Current anti-tumor strategies majorly rely on the targeted delivery of functional nanomedicines to tumor region, neglecting the importance of effective infiltration of these nanomedicines in whole tumor tissue. This process normally causes the quick endocytosis by the tumor cells at surface layer of tumor tissue, resulting in the restriction of the penetration of these nanomedicines and limited therapeutic region, which would not be able to treat the entire tumor tissue. Herein, we prepared a series of engineered gold nanoparticles (Au-MBP NPs) with step-wise charge reversal in different acid environments that could entirely infiltrate into the whole tumor tissue and then perform tumor-specific photothermal-chemodynamic-immunotherapy to achieve the complete and accurate tumor treatment.

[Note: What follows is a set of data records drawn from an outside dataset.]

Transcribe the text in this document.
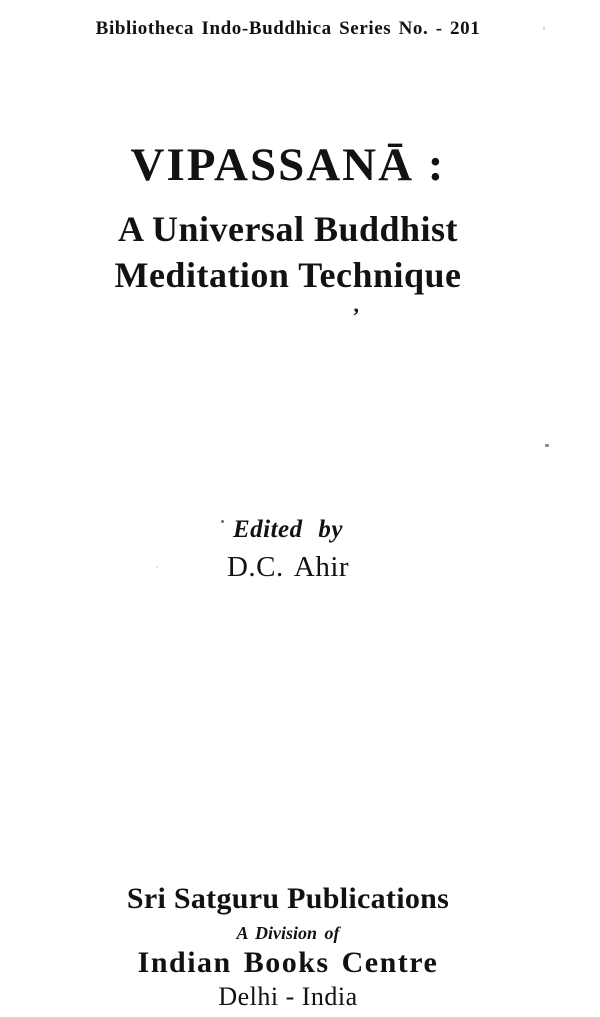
Bibliotheca Indo-Buddhica Series No. - 201
VIPASSANĀ :
A Universal Buddhist
Meditation Technique
’
Edited by
D.C. Ahir
Sri Satguru Publications
A Division of
Indian Books Centre
Delhi - India
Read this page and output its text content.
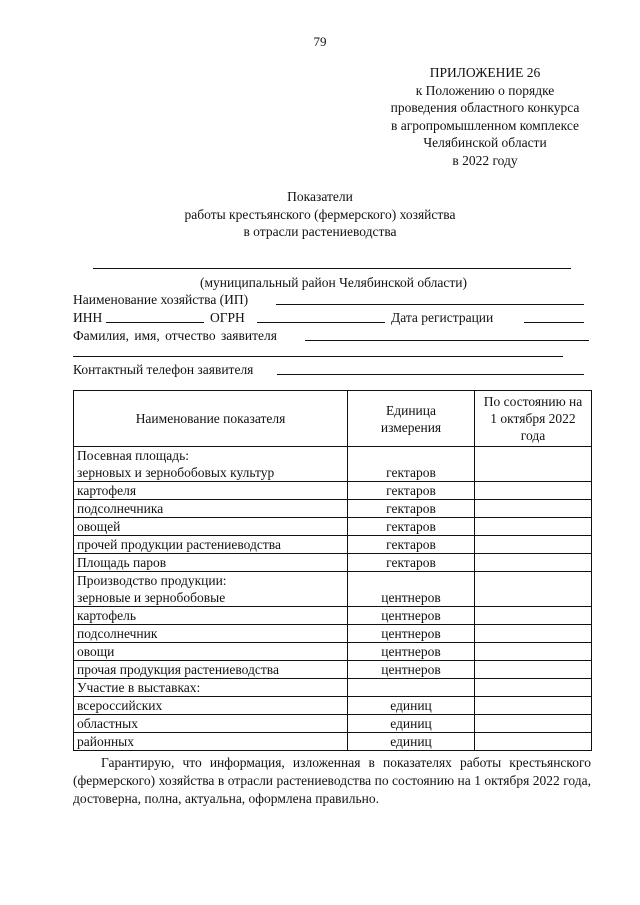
79
ПРИЛОЖЕНИЕ 26
к Положению о порядке
проведения областного конкурса
в агропромышленном комплексе
Челябинской области
в 2022 году
Показатели
работы крестьянского (фермерского) хозяйства
в отрасли растениеводства
(муниципальный район Челябинской области)
Наименование хозяйства (ИП)
ИНН	ОГРН	Дата регистрации
Фамилия, имя, отчество заявителя
Контактный телефон заявителя
Наименование показателя	Единица измерения	По состоянию на 1 октября 2022 года

Посевная площадь:
зерновых и зернобобовых культур	гектаров	

картофеля	гектаров	

подсолнечника	гектаров	

овощей	гектаров	

прочей продукции растениеводства	гектаров	

Площадь паров	гектаров	

Производство продукции:
зерновые и зернобобовые	центнеров	

картофель	центнеров	

подсолнечник	центнеров	

овощи	центнеров	

прочая продукция растениеводства	центнеров	

Участие в выставках:		

всероссийских	единиц	

областных	единиц	

районных	единиц	
Гарантирую, что информация, изложенная в показателях работы крестьянского (фермерского) хозяйства в отрасли растениеводства по состоянию на 1 октября 2022 года, достоверна, полна, актуальна, оформлена правильно.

These Au-MBP NPs consisted of AuNPs, thiol modified piperidine (SH-PD, charge reversal group), thiol modified benzoyl thiourea (SH-BTU, copper chelator) and 11-mercaptoundecanoic acid (MUA) with different proportions. Once these Au-MBP NPs arrived tumor tissue, the decreasing pH values from shallow to deep region of tumor tissue separately induced the charge reversal of these nanoparticles from negative to positive, allowing them to bind with negatively charged tumor cells at designed area to occupy the whole tumor for further therapy. Following with the internalization by tumor cells, these Au-MBP NPs would selectively capture the excessive Cu²⁺ to decrease the available copper in tumor cells, resulting in the inhibition of tumor metastasis via the copper metabolism blockade. On one hand, the captured Cu²⁺ also induced the aggregation of Au-MBP NPs, which in situ generated the photothermal agents in tumor cells for tumor-specific photothermal therapy (PTT). On the other hand, the chelated Cu²⁺ ions were reduced to Cu⁺, which catalyzed the high concentration of intracellular H₂O₂ to produce cytotoxic hydroxyl radical (•OH), exerting tumor-specific chemodynamic therapy (CDT). Furthermore, the immune-associated tumor antigens were also generated during PTT and CDT processes via immunogenic cell death (ICD), which further matured the dendritic cells (DCs) and then activated CD4⁺ and CD8⁺ T cells to turn on the immunotherapy, resulting in additional anti-tumor and anti-metastasis effects. Both in vitro and in vivo results indicated that these Au-MBP NPs possessed enormous potential for effectively suppressing primary and metastatic tumors.